Mengusung tagline “Explore Cultures, Expand Minds, and Connect Hearts,” kegiatan ini mendorong para peserta untuk saling mengenal lebih dekat. Sebanyak 11 mahasiswa internasional UTM yang berasal dari Afghanistan, Malaysia, Pakistan, Tajikistan, dan Timor Leste berkesempatan memahami kehidupan serta tradisi pesantren secara langsung. Di sisi lain, para santri juga memperoleh pengalaman berharga melalui interaksi dengan mahasiswa dari berbagai negara.

Interaksi tersebut menghadirkan diskusi yang mencakup aspek budaya, pendidikan, hingga nilai-nilai sosial yang berkembang di masing-masing lingkungan. Selama dua hari pelaksanaan, kegiatan diawali dengan pembukaan di Aula Pertemuan Pondok Pesantren Puncak Darus Salam, Pamekasan, dan ditutup dengan acara santai serta buka puasa bersama di RM Asela, Sampang.

Rangkaian acara diisi dengan berbagai kegiatan, seperti sesi perkenalan budaya, drama teatrikal, pagelaran busana, diskusi interaktif, serta aktivitas kebersamaan yang mempererat hubungan antarpeserta. Suasana kebersamaan yang terbangun mencerminkan semangat persahabatan lintas bangsa yang menjadi tujuan utama kegiatan ini.

Di sela-sela kegiatan, mahasiswa internasional UTM juga menerima fasilitas kartu digital Enu-Qood dari Pondok Pesantren Puncak Darus Salam. Setiap mahasiswa memperoleh kartu dengan saldo awal sebesar Rp100.000. Kartu ini merupakan bagian dari sistem transaksi non-tunai yang dikembangkan di lingkungan pesantren untuk mendukung aktivitas pendidikan dan keseharian santri maupun tamu.

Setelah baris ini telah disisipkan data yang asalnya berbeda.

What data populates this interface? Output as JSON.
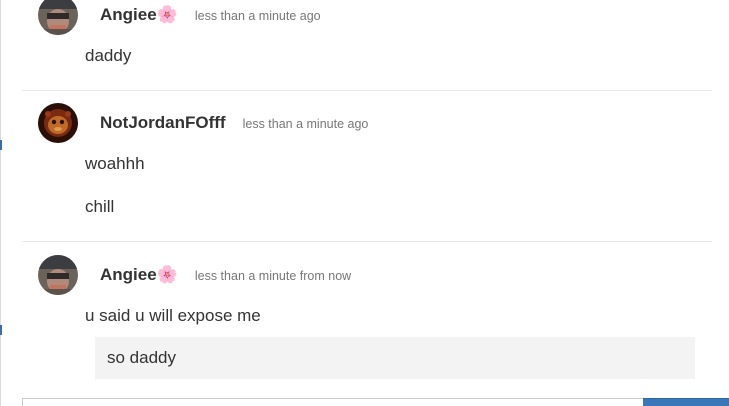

Dalam kegiatan ini, kartu tersebut turut digunakan untuk mendukung partisipasi mahasiswa dalam sejumlah agenda, termasuk program Gate Go To Jannah (GGJ). Program GGJ merupakan inisiatif pembinaan karakter dan spiritual di lingkungan pesantren yang memadukan kedisiplinan, nilai keislaman, serta sistem administrasi yang terstruktur.

Kehadiran mahasiswa internasional dalam program ini memberikan pengalaman tersendiri, karena mereka dapat menyaksikan secara langsung bagaimana pesantren mengintegrasikan teknologi digital dengan pembinaan nilai-nilai karakter.

Kegiatan ini juga sejalan dengan komitmen UTM dalam program Kampus Berdampak, yang menekankan peran perguruan tinggi tidak hanya sebagai pusat akademik, tetapi juga sebagai agen transformasi sosial. Melalui kolaborasi dengan pesantren, UTM menunjukkan upaya nyata dalam membangun jejaring internasional yang tetap berakar pada penguatan komunitas lokal.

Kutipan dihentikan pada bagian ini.